- Born: Princeton, New Jersey, U.S.
- Education: Boston College
- Occupations: Personal finance expert Businessperson
- Organization: Exit Stage Left Advisors
- Notable work: The 21-Day Budget Cleanse Real Life, Real Money
- Spouse: Eugenia Jenkin
- Children: 3

= Ted Jenkin =

Ted Jenkin is an American businessman and author. He is a co-founder and current chief executive officer of oXYGen Financial.

He is also a co-host of podcast, The Shrimp Tank.

== Early life and family ==
Born in Princeton, New Jersey, Jenkin's mother was a schoolteacher and his father died when he was young. His interest developed in personal finance in a bid to help his mother who was in financial distress after the death of his father.
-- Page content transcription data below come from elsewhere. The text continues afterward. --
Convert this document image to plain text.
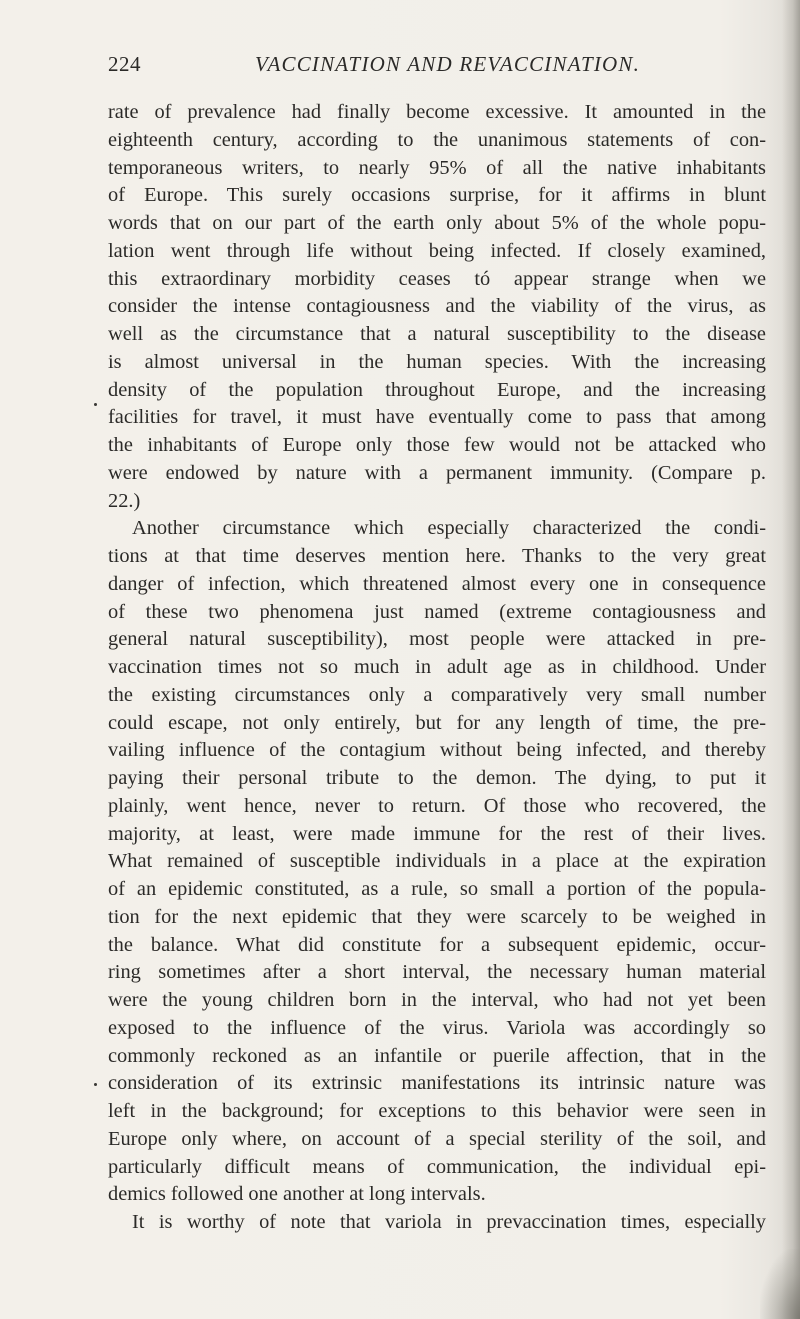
224	VACCINATION AND REVACCINATION.
rate of prevalence had finally become excessive. It amounted in the
eighteenth century, according to the unanimous statements of con-
temporaneous writers, to nearly 95% of all the native inhabitants
of Europe. This surely occasions surprise, for it affirms in blunt
words that on our part of the earth only about 5% of the whole popu-
lation went through life without being infected. If closely examined,
this extraordinary morbidity ceases tó appear strange when we
consider the intense contagiousness and the viability of the virus, as
well as the circumstance that a natural susceptibility to the disease
is almost universal in the human species. With the increasing
density of the population throughout Europe, and the increasing
facilities for travel, it must have eventually come to pass that among
the inhabitants of Europe only those few would not be attacked who
were endowed by nature with a permanent immunity. (Compare p.
22.)
Another circumstance which especially characterized the condi-
tions at that time deserves mention here. Thanks to the very great
danger of infection, which threatened almost every one in consequence
of these two phenomena just named (extreme contagiousness and
general natural susceptibility), most people were attacked in pre-
vaccination times not so much in adult age as in childhood. Under
the existing circumstances only a comparatively very small number
could escape, not only entirely, but for any length of time, the pre-
vailing influence of the contagium without being infected, and thereby
paying their personal tribute to the demon. The dying, to put it
plainly, went hence, never to return. Of those who recovered, the
majority, at least, were made immune for the rest of their lives.
What remained of susceptible individuals in a place at the expiration
of an epidemic constituted, as a rule, so small a portion of the popula-
tion for the next epidemic that they were scarcely to be weighed in
the balance. What did constitute for a subsequent epidemic, occur-
ring sometimes after a short interval, the necessary human material
were the young children born in the interval, who had not yet been
exposed to the influence of the virus. Variola was accordingly so
commonly reckoned as an infantile or puerile affection, that in the
consideration of its extrinsic manifestations its intrinsic nature was
left in the background; for exceptions to this behavior were seen in
Europe only where, on account of a special sterility of the soil, and
particularly difficult means of communication, the individual epi-
demics followed one another at long intervals.
It is worthy of note that variola in prevaccination times, especially
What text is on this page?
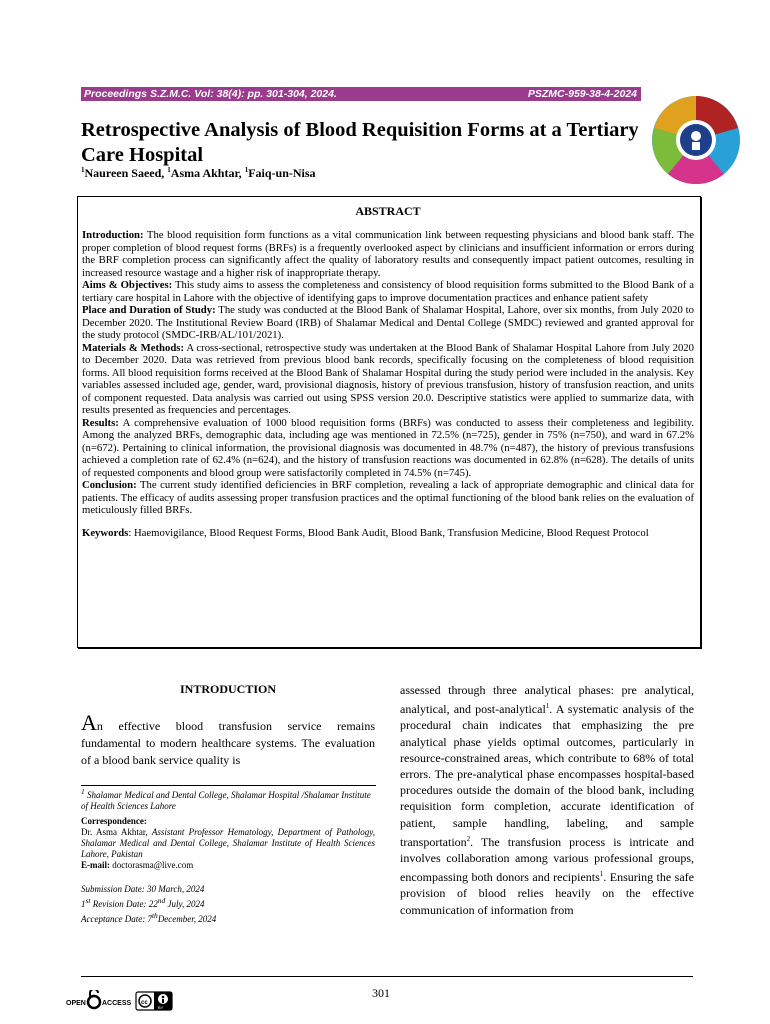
Proceedings S.Z.M.C. Vol: 38(4): pp. 301-304, 2024.	PSZMC-959-38-4-2024
Retrospective Analysis of Blood Requisition Forms at a Tertiary Care Hospital
$^1$Naureen Saeed, $^1$Asma Akhtar, $^1$Faiq-un-Nisa
ABSTRACT

Introduction: The blood requisition form functions as a vital communication link between requesting physicians and blood bank staff. The proper completion of blood request forms (BRFs) is a frequently overlooked aspect by clinicians and insufficient information or errors during the BRF completion process can significantly affect the quality of laboratory results and consequently impact patient outcomes, resulting in increased resource wastage and a higher risk of inappropriate therapy.

Aims & Objectives: This study aims to assess the completeness and consistency of blood requisition forms submitted to the Blood Bank of a tertiary care hospital in Lahore with the objective of identifying gaps to improve documentation practices and enhance patient safety

Place and Duration of Study: The study was conducted at the Blood Bank of Shalamar Hospital, Lahore, over six months, from July 2020 to December 2020. The Institutional Review Board (IRB) of Shalamar Medical and Dental College (SMDC) reviewed and granted approval for the study protocol (SMDC-IRB/AL/101/2021).

Materials & Methods: A cross-sectional, retrospective study was undertaken at the Blood Bank of Shalamar Hospital Lahore from July 2020 to December 2020. Data was retrieved from previous blood bank records, specifically focusing on the completeness of blood requisition forms. All blood requisition forms received at the Blood Bank of Shalamar Hospital during the study period were included in the analysis. Key variables assessed included age, gender, ward, provisional diagnosis, history of previous transfusion, history of transfusion reaction, and units of component requested. Data analysis was carried out using SPSS version 20.0. Descriptive statistics were applied to summarize data, with results presented as frequencies and percentages.

Results: A comprehensive evaluation of 1000 blood requisition forms (BRFs) was conducted to assess their completeness and legibility. Among the analyzed BRFs, demographic data, including age was mentioned in 72.5% (n=725), gender in 75% (n=750), and ward in 67.2% (n=672). Pertaining to clinical information, the provisional diagnosis was documented in 48.7% (n=487), the history of previous transfusions achieved a completion rate of 62.4% (n=624), and the history of transfusion reactions was documented in 62.8% (n=628). The details of units of requested components and blood group were satisfactorily completed in 74.5% (n=745).

Conclusion: The current study identified deficiencies in BRF completion, revealing a lack of appropriate demographic and clinical data for patients. The efficacy of audits assessing proper transfusion practices and the optimal functioning of the blood bank relies on the evaluation of meticulously filled BRFs.

Keywords: Haemovigilance, Blood Request Forms, Blood Bank Audit, Blood Bank, Transfusion Medicine, Blood Request Protocol

INTRODUCTION

An effective blood transfusion service remains fundamental to modern healthcare systems. The evaluation of a blood bank service quality is

$^1$ Shalamar Medical and Dental College, Shalamar Hospital /Shalamar Institute of Health Sciences Lahore
Correspondence:
Dr. Asma Akhtar, Assistant Professor Hematology, Department of Pathology, Shalamar Medical and Dental College, Shalamar Institute of Health Sciences Lahore, Pakistan
E-mail: doctorasma@live.com
Submission Date: 30 March, 2024
1st Revision Date: 22nd July, 2024
Acceptance Date: 7thDecember, 2024

assessed through three analytical phases: pre analytical, analytical, and post-analytical$^1$. A systematic analysis of the procedural chain indicates that emphasizing the pre analytical phase yields optimal outcomes, particularly in resource-constrained areas, which contribute to 68% of total errors. The pre-analytical phase encompasses hospital-based procedures outside the domain of the blood bank, including requisition form completion, accurate identification of patient, sample handling, labeling, and sample transportation$^2$. The transfusion process is intricate and involves collaboration among various professional groups, encompassing both donors and recipients$^1$. Ensuring the safe provision of blood relies heavily on the effective communication of information from

301
OPEN ACCESS cc
BY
Jenkin is a graduate of Boston College. He is also certified by College for Financial Planning as a financial planner.

Jenkin is married to Eugenia and they have three children.

== Career ==
Jenkin started his career at the age of 12 when he started a pet walking service.

In 2017, he co-founded a podcast, The Shrimp Tank.

He founded oXYGen Financial in 2009 which provides wealth management services, insurance services, and retirement plans for Generation X and Y. The company has $1.2 billion assets-under-management.

The Atlanta Magazine has included him in 2020 and 2021 Atlanta's 500 Most Powerful Leaders.